No Salão do Automóvel de São Paulo de 1974 a GM apresentava duas versões de estudo do Opala cupê. A Las Vegas tinha esse nome pelo estilo de capota, com apenas a metade traseira e as colunas posteriores revestidas em vinil e não todo o teto, como se usava no Gran Luxo. O mesmo padrão de acabamento, em branco, era aplicado ao forro de teto, bancos, console e portas, enquanto painel e volante seguiam o verde-claro da carroceria. O carro tinha ainda grade dianteira e calotas específicas e retrovisor cônico montado no para-lamas. O exemplar único foi todo restaurado e exposto em evento de 2016.

Fotos: Thiago Capodanno/VGCOM

 

O outro estudo, conhecido como Opala Águia, era um cupê identificado pelo desenho da ave de rapina no capô. Exibia ainda rodas largas de magnésio, grade exclusiva, faróis protegidos por telas, para-choques em preto e saída de escapamento esportiva. O interior vinha revestido de camurça marrom, incluindo as portas e o console. Não se sabe do paradeiro dessa versão.

 

Houve rumores na imprensa de que no mesmo salão a marca apresentaria a picape Opala, espécie de versão brasileira da El Camino norte-americana. Ao menos um protótipo foi feito e fotografado pela imprensa. Se chegasse à produção, teria sido a primeira picape derivada de automóvel no Brasil, antes da Fiat 147 (1978), mas ela nunca se concretizou. Só há pouco tempo essas fotos do protótipo, feitas pela própria GM, chegaram a público

Fotos: cortesia do MIAU, Museu da Imprensa Automotiva

 

Outro estudo que não ganhou as ruas foi o do Opala hatchback, elaborado no fim dos anos 70 com vistas ao lançamento em 1981. Na época os hatches estavam em voga, tendo a própria GM lançado essa opção para o Chevette em 1980 e no Monza em 1982. A Ford também estudou o formato para uma evolução do Corcel que nunca foi produzida.

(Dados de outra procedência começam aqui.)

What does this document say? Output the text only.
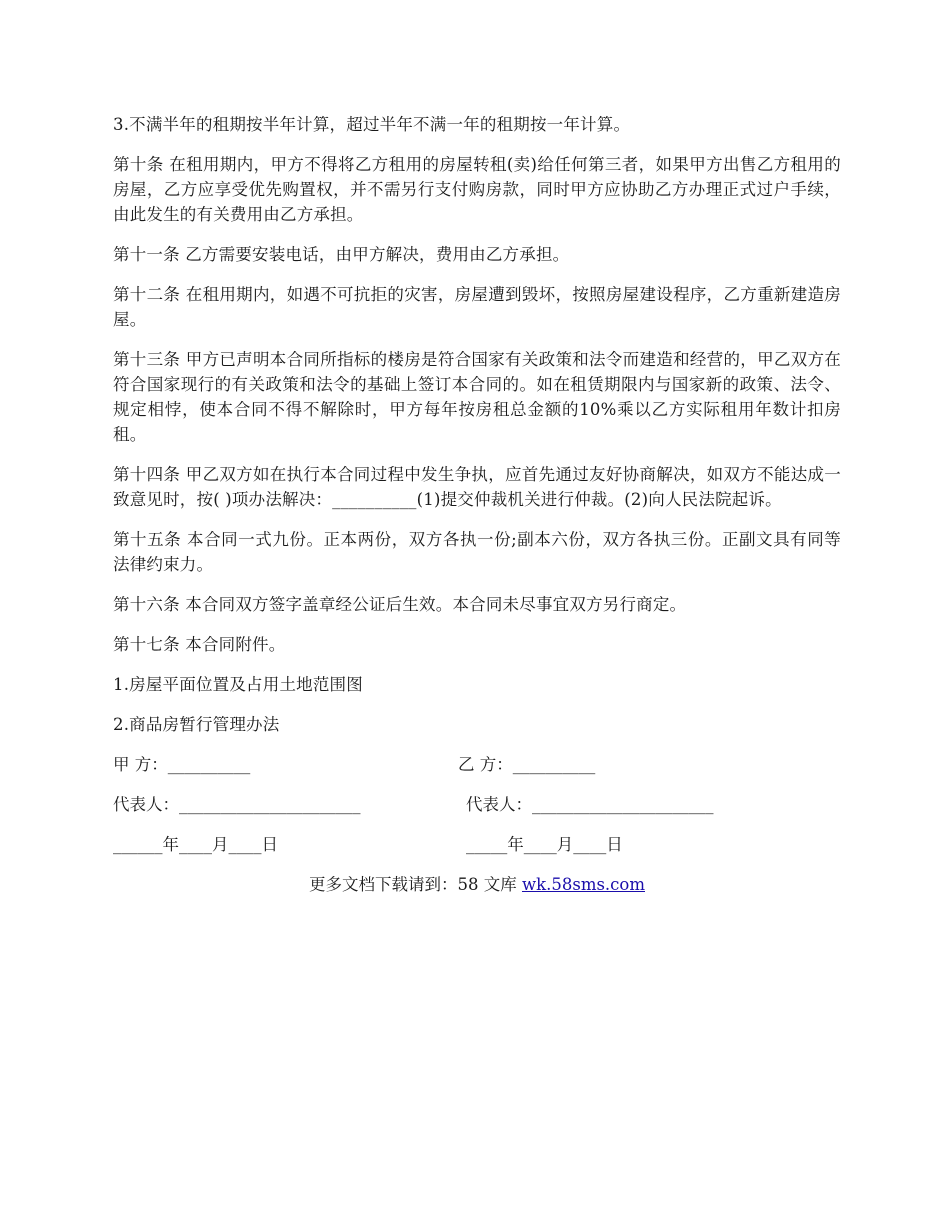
3.不满半年的租期按半年计算，超过半年不满一年的租期按一年计算。

第十条 在租用期内，甲方不得将乙方租用的房屋转租(卖)给任何第三者，如果甲方出售乙方租用的房屋，乙方应享受优先购置权，并不需另行支付购房款，同时甲方应协助乙方办理正式过户手续，由此发生的有关费用由乙方承担。

第十一条 乙方需要安装电话，由甲方解决，费用由乙方承担。

第十二条 在租用期内，如遇不可抗拒的灾害，房屋遭到毁坏，按照房屋建设程序，乙方重新建造房屋。

第十三条 甲方已声明本合同所指标的楼房是符合国家有关政策和法令而建造和经营的，甲乙双方在符合国家现行的有关政策和法令的基础上签订本合同的。如在租赁期限内与国家新的政策、法令、规定相悖，使本合同不得不解除时，甲方每年按房租总金额的10%乘以乙方实际租用年数计扣房租。

第十四条 甲乙双方如在执行本合同过程中发生争执，应首先通过友好协商解决，如双方不能达成一致意见时，按( )项办法解决：__________(1)提交仲裁机关进行仲裁。(2)向人民法院起诉。

第十五条 本合同一式九份。正本两份，双方各执一份;副本六份，双方各执三份。正副文具有同等法律约束力。

第十六条 本合同双方签字盖章经公证后生效。本合同未尽事宜双方另行商定。

第十七条 本合同附件。

1.房屋平面位置及占用土地范围图

2.商品房暂行管理办法

甲 方：__________	乙 方：__________
代表人：______________________	代表人：______________________
______年____月____日	_____年____月____日
更多文档下载请到：58 文库 wk.58sms.com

O modelo de estilo desse Opala, cujas fotos também ficaram conhecidas há poucos anos, mostrava certa semelhança ao Chevrolet Citation X norte-americano. A terceira porta levava junto o amplo vidro, não havia quebra-ventos nas portas e as maçanetas embutidas previam, de certa forma, as do modelo 1985. Nas janelas traseiras, a curva final lembra a que apareceria em 1982 no Monza. Assim como da picape, não há informações do que foi feito dele.